Le conte de fées était en marche. Jusqu’à ce que tout dérape.

Tout a commencé avec une initiative banale du gestionnaire des réseaux sociaux des Blues de Saint-Louis. Dans une logique marketing classique, l’équipe publie depuis quelques semaines des « Five Fun Facts » sur ses jeunes joueurs.

Logan Mailloux n’y a pas échappé. Le visuel était simple, anodin : une photo de lui en uniforme avec cinq anecdotes "drôles". Une manière de le présenter aux partisans, de créer un attachement, d’humaniser un nouveau venu.

Mais l’enfer s’est ouvert en quelques minutes. Loin d’être accueilli avec légèreté, le "post" a été envahi par une avalanche de commentaires haineux, de rappels de son passé, et d’un acharnement d’une violence rare.

Les gens n’ont pas voulu jouer le jeu des anecdotes amusantes. Ils ont voulu replonger dans le passé. Celui de 2020, en Suède. Celui que Mailloux tente depuis des années de laisser derrière.

Le tollé a été tel que l’organisation a dû supprimer la publication. Jean Trudel, du balado Stanley25, a confirmé la situation, visiblement ébranlé lui aussi par ce qu’il a vu défiler:

Ce qui devait être une célébration d’un jeune homme qui réussit enfin à redresser sa trajectoire est devenu une exécution publique. Une leçon brutale sur la façon dont les réseaux sociaux peuvent transformer un instant de lumière en un chaos destructeur.

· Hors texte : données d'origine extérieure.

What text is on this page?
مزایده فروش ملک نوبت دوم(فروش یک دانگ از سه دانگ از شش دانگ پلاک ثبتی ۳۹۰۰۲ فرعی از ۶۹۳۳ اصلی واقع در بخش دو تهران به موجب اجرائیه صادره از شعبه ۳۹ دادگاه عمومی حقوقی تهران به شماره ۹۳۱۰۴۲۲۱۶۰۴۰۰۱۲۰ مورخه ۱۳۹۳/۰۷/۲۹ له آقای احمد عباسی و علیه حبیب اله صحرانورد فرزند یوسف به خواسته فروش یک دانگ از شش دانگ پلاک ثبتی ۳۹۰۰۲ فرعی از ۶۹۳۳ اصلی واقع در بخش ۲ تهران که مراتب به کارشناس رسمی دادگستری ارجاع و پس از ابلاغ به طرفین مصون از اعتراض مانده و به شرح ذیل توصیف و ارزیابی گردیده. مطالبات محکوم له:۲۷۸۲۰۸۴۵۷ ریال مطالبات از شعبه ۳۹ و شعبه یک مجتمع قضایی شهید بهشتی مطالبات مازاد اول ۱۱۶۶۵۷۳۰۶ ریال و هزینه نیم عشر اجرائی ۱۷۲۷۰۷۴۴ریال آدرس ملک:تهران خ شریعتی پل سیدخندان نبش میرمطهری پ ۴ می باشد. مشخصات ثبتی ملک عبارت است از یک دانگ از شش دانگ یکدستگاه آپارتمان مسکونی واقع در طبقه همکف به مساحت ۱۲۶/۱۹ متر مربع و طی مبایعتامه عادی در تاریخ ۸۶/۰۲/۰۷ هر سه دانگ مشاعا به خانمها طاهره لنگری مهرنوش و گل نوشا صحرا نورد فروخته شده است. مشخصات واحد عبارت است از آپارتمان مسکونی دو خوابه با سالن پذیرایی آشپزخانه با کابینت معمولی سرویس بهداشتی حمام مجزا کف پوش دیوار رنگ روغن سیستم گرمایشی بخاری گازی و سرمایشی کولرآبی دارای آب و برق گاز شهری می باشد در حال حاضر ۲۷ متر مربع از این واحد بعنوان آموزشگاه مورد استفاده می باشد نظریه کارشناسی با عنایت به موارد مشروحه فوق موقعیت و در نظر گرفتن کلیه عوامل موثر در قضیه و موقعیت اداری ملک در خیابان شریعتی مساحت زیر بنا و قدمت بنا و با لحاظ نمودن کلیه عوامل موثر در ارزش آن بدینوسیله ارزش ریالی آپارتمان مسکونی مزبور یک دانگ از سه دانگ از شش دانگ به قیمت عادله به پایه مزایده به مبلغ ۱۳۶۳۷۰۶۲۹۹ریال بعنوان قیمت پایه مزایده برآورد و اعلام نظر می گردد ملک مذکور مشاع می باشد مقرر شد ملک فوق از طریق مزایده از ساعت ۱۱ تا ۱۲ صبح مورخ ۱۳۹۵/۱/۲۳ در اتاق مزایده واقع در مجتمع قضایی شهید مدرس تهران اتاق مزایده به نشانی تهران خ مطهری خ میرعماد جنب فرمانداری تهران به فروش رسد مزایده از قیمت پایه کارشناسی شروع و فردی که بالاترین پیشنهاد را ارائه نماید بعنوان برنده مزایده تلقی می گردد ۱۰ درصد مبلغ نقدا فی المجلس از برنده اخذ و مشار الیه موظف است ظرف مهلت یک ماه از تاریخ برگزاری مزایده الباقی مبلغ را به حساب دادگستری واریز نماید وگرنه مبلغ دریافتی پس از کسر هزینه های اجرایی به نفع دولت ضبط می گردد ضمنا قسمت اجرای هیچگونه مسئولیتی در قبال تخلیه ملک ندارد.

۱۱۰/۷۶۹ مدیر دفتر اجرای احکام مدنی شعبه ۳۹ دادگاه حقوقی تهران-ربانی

Personne ne nie la gravité des gestes commis par Mailloux en Suède. Et lui-même ne l’a jamais nié. Il a fait amende honorable. Il a été suspendu. Il a fait face à la justice.

En 2020, alors qu’il évoluait en Suède avec SK Lejon, Mailloux a été reconnu coupable d’avoir pris une photo intime non consentie d’une jeune femme pendant une relation intime, puis d’avoir partagé cette photo avec ses coéquipiers, accompagnée d’informations personnelles permettant de l’identifier.

La victime avait porté plainte, expliquant qu’elle avait subi une atteinte grave à sa vie privée, que l’acte avait été commis sans son consentement et qu’elle avait été humiliée publiquement.

Le tribunal suédois avait condamné Mailloux à une amende équivalente à environ 2 000 $ canadiens pour diffamation et atteinte à la vie privée. L’affaire avait été abondamment médiatisée, provoquant une onde de choc au Canada et dans le monde du hockey junior.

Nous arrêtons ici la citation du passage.